Ciencia | Biomedicina

El CSIC desarrolla una estrategia para eliminar proteínas implicadas en enfermedades

iStock

El Consejo Superior de Investigaciones Científicas (CSIC) ha desarrollado una nueva estrategia experimental que permite eliminar proteínas asociadas a distintos procesos patológicos, un avance con potencial impacto en la investigación biomédica y el desarrollo de futuras terapias.

Una nueva vía para actuar sobre el origen molecular de las enfermedades

La investigación propone un enfoque innovador que no se limita a inhibir la actividad de determinadas proteínas, sino que busca su eliminación directa dentro de la célula. Esta aproximación abre nuevas posibilidades para intervenir en mecanismos biológicos implicados en enfermedades complejas.

El objetivo es actuar con mayor precisión sobre proteínas concretas cuya presencia o acumulación está relacionada con el desarrollo o progresión de patologías.

Más precisión en la intervención celular

Según los primeros resultados, la estrategia permite reducir de forma controlada la presencia de proteínas diana, lo que podría contribuir a minimizar efectos secundarios en futuras aplicaciones terapéuticas.

Este tipo de herramientas se enmarca en la tendencia de la biomedicina actual hacia sistemas de intervención más selectivos, capaces de modificar procesos celulares específicos con mayor exactitud.

Potencial en múltiples enfermedades

Aunque todavía se encuentra en fase experimental, el método podría tener aplicaciones en diferentes áreas de la medicina, especialmente en enfermedades en las que las proteínas juegan un papel clave en su desarrollo.

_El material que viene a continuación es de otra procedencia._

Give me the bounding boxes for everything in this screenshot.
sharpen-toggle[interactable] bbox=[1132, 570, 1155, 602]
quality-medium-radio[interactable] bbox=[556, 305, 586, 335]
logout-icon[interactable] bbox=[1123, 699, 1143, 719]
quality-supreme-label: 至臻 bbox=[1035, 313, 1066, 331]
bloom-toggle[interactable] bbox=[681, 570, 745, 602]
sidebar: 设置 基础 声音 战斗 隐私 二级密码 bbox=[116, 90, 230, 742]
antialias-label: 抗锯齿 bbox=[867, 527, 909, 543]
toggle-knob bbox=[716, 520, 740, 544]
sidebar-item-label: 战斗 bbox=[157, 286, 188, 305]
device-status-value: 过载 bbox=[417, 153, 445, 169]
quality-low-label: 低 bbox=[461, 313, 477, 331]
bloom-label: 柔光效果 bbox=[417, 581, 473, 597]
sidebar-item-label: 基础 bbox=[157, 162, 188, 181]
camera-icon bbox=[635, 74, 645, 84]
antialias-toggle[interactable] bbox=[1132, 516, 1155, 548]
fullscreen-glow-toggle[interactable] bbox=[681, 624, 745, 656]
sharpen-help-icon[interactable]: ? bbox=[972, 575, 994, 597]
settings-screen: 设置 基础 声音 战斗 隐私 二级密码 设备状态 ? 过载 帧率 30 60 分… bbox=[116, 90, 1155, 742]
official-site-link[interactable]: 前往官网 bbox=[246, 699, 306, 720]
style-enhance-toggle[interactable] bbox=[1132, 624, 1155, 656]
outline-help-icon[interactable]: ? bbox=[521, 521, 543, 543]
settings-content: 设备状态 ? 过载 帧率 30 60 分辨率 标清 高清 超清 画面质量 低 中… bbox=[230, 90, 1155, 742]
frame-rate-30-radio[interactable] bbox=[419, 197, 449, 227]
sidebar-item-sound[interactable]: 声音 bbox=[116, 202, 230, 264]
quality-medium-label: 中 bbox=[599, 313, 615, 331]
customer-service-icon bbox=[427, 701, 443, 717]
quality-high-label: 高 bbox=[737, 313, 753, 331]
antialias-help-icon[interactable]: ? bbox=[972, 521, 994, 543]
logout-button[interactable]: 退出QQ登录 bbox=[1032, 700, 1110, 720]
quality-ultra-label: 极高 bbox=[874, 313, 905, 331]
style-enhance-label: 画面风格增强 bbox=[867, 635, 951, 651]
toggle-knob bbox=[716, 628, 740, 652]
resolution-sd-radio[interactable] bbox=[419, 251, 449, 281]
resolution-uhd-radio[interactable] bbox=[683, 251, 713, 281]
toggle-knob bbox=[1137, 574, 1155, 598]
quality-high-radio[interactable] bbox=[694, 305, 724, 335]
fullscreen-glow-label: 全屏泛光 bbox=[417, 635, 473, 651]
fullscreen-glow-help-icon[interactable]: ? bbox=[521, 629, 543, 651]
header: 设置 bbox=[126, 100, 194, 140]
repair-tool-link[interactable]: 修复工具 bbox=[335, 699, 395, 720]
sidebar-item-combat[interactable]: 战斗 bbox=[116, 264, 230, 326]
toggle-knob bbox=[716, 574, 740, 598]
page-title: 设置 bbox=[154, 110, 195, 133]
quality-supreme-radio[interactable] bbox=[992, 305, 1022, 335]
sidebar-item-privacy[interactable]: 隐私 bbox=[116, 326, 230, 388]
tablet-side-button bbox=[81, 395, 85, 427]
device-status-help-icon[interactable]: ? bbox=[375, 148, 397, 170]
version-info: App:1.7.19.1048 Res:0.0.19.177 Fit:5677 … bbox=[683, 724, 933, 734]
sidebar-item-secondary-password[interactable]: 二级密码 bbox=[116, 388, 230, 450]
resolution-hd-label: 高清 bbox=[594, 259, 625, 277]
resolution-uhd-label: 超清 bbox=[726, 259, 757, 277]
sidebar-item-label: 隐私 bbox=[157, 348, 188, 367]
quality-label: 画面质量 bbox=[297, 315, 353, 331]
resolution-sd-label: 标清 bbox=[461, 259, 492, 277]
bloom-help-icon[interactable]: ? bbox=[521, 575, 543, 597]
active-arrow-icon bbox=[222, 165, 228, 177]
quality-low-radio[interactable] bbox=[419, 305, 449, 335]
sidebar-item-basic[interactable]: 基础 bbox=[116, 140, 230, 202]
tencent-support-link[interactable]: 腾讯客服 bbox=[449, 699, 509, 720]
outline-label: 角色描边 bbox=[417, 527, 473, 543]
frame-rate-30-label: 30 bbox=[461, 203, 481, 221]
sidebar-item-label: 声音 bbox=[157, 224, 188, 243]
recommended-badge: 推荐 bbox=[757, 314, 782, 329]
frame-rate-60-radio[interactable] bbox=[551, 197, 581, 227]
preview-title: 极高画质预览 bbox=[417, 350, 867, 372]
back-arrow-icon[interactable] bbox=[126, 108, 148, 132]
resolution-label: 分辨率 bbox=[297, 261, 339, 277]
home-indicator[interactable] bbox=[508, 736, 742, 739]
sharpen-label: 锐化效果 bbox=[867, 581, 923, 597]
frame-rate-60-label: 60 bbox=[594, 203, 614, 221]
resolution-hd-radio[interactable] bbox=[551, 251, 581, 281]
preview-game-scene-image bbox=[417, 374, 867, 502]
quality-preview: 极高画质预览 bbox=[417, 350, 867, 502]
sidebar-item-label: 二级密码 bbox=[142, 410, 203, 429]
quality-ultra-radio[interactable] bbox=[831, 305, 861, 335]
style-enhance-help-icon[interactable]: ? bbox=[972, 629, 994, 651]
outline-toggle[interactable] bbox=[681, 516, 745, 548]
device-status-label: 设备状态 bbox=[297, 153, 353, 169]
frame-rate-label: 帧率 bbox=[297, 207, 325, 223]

Entre los campos de interés se incluyen patologías neurodegenerativas, trastornos autoinmunes y determinados tipos de cáncer, donde la regulación proteica es un factor determinante.

Hacia una medicina más dirigida

El avance refuerza la línea de investigación en medicina de precisión, orientada a diseñar tratamientos que actúen directamente sobre las causas moleculares de las enfermedades.

Los investigadores subrayan que será necesario continuar con estudios adicionales para evaluar su eficacia y seguridad en sistemas biológicos más complejos, aunque consideran que se trata de un paso relevante en el campo de la biomedicina.